Emre, Eyüp ve Tamer bu saydığım kategori içinde yer alan üç futbolcu. Pazar günü bu üç futbolcu diğer arkadaşlarına oranla biraz daha sivrilen ve göze batan futbolları ile beğeni kazandılar ve alkış aldılar.
Bunlar arasında olan Tamer Pazar günü sahada adeta harikalar yarattı. Maçı izleyen taraflı tarafsız herkesin büyük beğenisini kazanan Tamer rakiplerinin de anasını ağlatan ve yıkan oyuncu oldu.
Attığı çalımlar, verdiği paslar mükemmeldi. Yanında oynayan oyuncular ve özellikle de Yusuf biraz günüde olsaydı fark daha da artabilirdi.
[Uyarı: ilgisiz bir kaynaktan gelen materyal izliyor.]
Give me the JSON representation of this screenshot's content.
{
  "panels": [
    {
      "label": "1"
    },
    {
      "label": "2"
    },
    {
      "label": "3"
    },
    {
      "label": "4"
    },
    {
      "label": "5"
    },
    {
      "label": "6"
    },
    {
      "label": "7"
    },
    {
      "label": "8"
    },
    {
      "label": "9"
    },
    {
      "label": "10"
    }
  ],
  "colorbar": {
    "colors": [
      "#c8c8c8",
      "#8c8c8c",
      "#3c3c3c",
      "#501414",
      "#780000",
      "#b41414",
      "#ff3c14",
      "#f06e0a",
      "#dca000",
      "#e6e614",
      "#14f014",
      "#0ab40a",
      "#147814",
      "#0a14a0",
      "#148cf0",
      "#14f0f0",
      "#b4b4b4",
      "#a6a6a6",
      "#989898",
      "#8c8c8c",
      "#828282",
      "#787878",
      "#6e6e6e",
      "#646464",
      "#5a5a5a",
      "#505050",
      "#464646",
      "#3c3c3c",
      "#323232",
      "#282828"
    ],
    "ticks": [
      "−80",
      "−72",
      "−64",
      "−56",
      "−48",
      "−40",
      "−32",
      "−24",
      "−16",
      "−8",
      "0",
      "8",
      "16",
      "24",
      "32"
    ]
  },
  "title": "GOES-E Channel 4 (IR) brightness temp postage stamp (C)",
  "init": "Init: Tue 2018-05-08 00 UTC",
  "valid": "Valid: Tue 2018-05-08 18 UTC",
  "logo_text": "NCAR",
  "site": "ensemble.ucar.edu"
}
Ne var ki, Yusuf Pazar gününde değildi ve Tamer’in getirip de alda at dediği topların yarısını rakip ağlara bırakabilseydi sonuç bizim için daha mükemmel rakip için ise daha büyük hezimet olurdu.
Kütahya’da izlediğim Sera Şeker ile Pazar günü Akyazı Atatürk stadında izlediği takım arasında hayli fark vardı. Ara transferden yararlanarak takımlarına kazandırdıkları oyuncular hayli fazlaydı ve yeni olmalarına rağmen onlarda giydikleri formanın hakkını verebilmek için ter döktüler.
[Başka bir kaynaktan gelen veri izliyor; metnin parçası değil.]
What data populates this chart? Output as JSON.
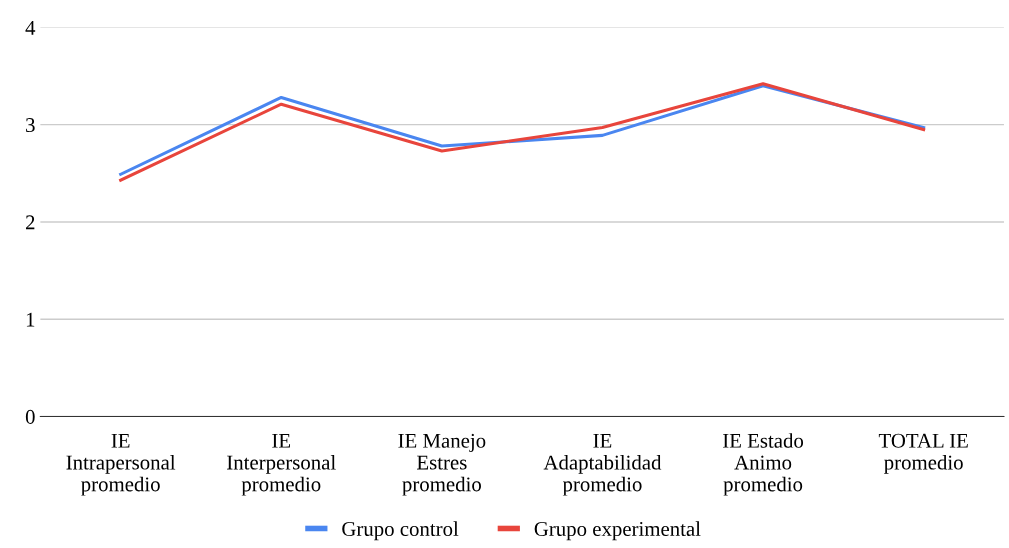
{
  "chart_data": {
    "type": "line",
    "categories": [
      "IE\nIntrapersonal\npromedio",
      "IE\nInterpersonal\npromedio",
      "IE Manejo\nEstres\npromedio",
      "IE\nAdaptabilidad\npromedio",
      "IE Estado\nAnimo\npromedio",
      "TOTAL IE\npromedio"
    ],
    "series": [
      {
        "name": "Grupo control",
        "color": "#4a86f0",
        "values": [
          2.49,
          3.28,
          2.78,
          2.89,
          3.4,
          2.97
        ]
      },
      {
        "name": "Grupo experimental",
        "color": "#e8453c",
        "values": [
          2.43,
          3.21,
          2.73,
          2.97,
          3.42,
          2.95
        ]
      }
    ],
    "ylim": [
      0,
      4
    ],
    "yticks": [
      0,
      1,
      2,
      3,
      4
    ],
    "grid": "y",
    "legend": "bottom",
    "marker": "none",
    "line_style": "solid"
  }
}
İlk yarıda bizim takım, ikinci yarının uzatma dakikaları dışında kalan bölümlerinde ise misafir takım daha etkili futbol oynadı. Tamer’in mükemmel pasını çok iyi değerlendiren v e ceza alanı dışında şahane bir vuruşla topu ağlara gönderen Sinan bana göre en son değiştirilmesi gereken isimdi. Çünkü ilk yarıda çıkana kadar başarılı bir oyun ortaya koydu ve rakibi her topu alışında dağıttı.
İkinci yarıdaki misafir takım baskısı gol getirmedi. Bunda en büyük neden kalecimizin müthiş kurtarışlarıydı. İkinci yarıda rakip takımın yakaladığı tüm pozisyonlarda kalesini başarıyla koruda ve kalesinde adeta devleşti. İşte benim istediğim Semih böyle olmalı.
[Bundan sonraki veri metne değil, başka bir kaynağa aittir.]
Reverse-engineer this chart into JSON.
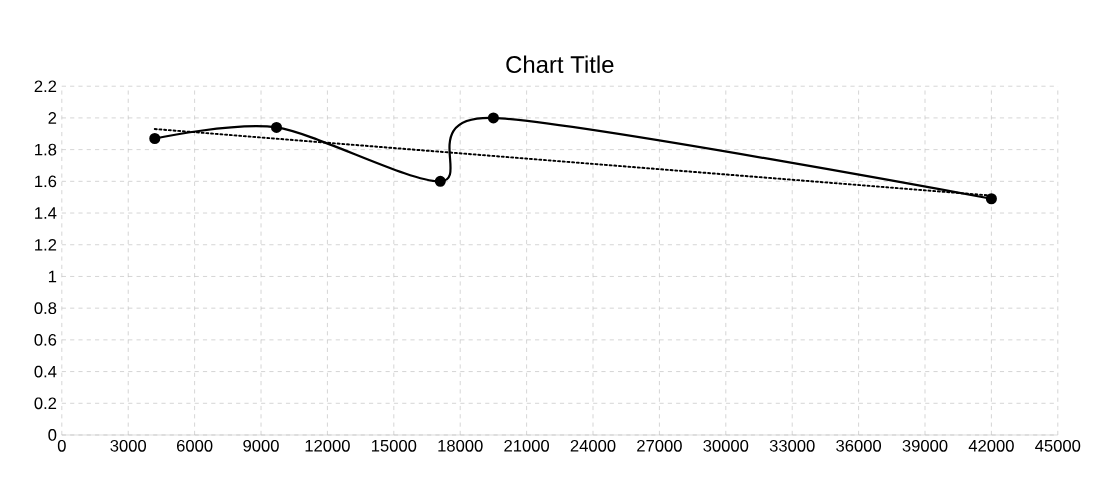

Özgür, Emre, Ahmet ve Muhammet Çetin’den kurulu geri dörtlümüz rakibin baskılı oyunu karşısında kalelerini aslanlar gibi savaşarak korudu ve hiçbir topu sektirmedi. Eyüp ilk yarıda mükemmel bir oyun sergiledi ama ikinci yarıda biraz durgundu. Buna rağmen takımının aldığı başarıda onun da payı hayli fazlaydı.
Orta alanda görev alan diğer oyuncularımızda görevlerini yapmanın gayreti içindeydiler. Sercan’ın attığı gol muhteşemdi.
Tamer’i tek geçtiğimi yazımın başında ifade etmiştim. Yusuf ve Aykut durgun günlerindeydiler. Onlarda Tamer’e biraz ayak uydurabilmiş olsaydılar söylediğim gibi maçın skoru daha farklı olurdu.
Sonuç olarak Pazar günü mükemmele yakın bir maç izledik. Atılan gollerin hepsi birbirinden güzeldi. Muhammet Çetin’in penaltı golü bu güzellerden sadece biriydi.